And now, the same government that praises the “hustler” wants to hike kerosene prices, the fuel that lights the shacks of Kibera, that boils water in Mathare, that keeps the rural grandmother from cooking over an open flame that fills her lungs with smoke. Kerosene consumption has already collapsed by 39 percent in recent years, crushed by high prices. Those who remain dependent on it are not choosing kerosene out of nostalgia. They are using it because every alternative: LPG, electricity, solar, remains financially out of reach. To tax kerosene is to tax the minimum possible existence.
The Adulteration Backfire: When “Compassion” Leads to Disaster
There is, however, an irony so rich it could fuel a thousand jokes, if anyone were still laughing. The government’s kerosene subsidy has created a perverse market distortion so severe that it is now actively undermining the economy it claims to protect.

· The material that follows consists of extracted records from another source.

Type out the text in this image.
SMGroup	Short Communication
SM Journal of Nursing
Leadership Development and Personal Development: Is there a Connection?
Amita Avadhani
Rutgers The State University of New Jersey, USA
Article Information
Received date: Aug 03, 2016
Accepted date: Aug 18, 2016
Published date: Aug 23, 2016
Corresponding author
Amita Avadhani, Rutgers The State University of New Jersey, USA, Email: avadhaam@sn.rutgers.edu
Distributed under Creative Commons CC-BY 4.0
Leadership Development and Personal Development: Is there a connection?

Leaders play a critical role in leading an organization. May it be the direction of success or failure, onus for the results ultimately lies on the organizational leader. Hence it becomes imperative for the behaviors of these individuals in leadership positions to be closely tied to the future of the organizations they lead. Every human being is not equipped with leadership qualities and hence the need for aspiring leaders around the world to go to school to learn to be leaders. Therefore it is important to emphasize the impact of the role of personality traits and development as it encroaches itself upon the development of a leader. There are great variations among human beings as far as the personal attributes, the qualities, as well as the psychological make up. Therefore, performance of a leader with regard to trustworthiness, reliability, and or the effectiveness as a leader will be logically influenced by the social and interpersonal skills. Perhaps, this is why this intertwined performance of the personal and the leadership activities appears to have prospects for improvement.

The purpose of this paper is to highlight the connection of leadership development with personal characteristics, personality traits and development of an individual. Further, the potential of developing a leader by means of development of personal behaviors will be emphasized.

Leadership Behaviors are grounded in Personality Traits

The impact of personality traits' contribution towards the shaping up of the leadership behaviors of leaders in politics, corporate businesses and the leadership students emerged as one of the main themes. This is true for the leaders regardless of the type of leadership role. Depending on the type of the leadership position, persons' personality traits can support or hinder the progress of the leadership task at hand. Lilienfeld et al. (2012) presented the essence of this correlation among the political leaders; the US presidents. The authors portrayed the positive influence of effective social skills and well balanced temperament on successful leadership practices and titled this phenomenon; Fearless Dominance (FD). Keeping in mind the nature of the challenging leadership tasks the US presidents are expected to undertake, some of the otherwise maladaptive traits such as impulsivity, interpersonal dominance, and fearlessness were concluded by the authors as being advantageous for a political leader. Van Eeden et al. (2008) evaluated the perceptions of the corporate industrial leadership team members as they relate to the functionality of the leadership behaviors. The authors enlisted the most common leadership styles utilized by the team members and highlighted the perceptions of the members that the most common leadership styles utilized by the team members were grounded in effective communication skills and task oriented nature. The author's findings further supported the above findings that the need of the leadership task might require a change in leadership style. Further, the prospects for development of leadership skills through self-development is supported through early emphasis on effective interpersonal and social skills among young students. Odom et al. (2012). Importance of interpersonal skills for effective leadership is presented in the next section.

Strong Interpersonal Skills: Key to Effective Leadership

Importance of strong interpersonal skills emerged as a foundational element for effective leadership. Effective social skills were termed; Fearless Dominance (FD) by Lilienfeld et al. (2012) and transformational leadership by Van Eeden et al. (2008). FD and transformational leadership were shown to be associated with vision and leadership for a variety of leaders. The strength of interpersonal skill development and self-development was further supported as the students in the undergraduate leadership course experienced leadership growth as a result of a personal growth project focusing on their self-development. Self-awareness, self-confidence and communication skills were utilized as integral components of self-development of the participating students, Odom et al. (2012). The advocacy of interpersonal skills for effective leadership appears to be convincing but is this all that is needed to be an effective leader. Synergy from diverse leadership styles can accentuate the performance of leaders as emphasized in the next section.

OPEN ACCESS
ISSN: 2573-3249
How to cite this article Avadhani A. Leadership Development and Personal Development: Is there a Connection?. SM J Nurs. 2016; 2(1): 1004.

The price gap between kerosene (Sh152.78) and diesel (Sh242.92) has widened to more than Sh 90 per liter. That gap is not just a number. It is an invitation. Unscrupulous fuel dealers have begun mixing subsidized kerosene with diesel, selling the adulterated mixture at the full diesel price, pocketing the difference, and leaving the country’s vehicles to choke on their own ruin. Independent mechanics in Nairobi’s Industrial Area report a “40 percent surge in engine failures, blown gaskets, destroyed fuel injectors, and compromised catalytic converters.”
Here is the sick joke: the government designed the subsidy to “protect the poor.” But the poor do not own diesel trucks. They do not operate manufacturing machinery. They do not run public transport fleets. The primary beneficiaries of the subsidy have turned out to be criminal cartels, who are now systematically defrauding the Kenya Revenue Authority of billions in expected Road Maintenance Levies and VAT.
The government is effectively “subsidizing the black market” while maintaining the fiction that it is protecting the poor. This is not merely incompetent. It is Kafkaesque. Because of its internal contradictions, the policy has become the enemy of the very population it was meant to serve. The Ministry of Energy can blame the Iran war, the US-Israel conflict, and instability in the Strait of Hormuz. But no war in the Middle East forced the government to design a subsidy regime that functionally rewards criminals and destroys engines. That was a domestic choice.
The Philosopher’s Scaffold: On the Cruelty of the “Good Enough”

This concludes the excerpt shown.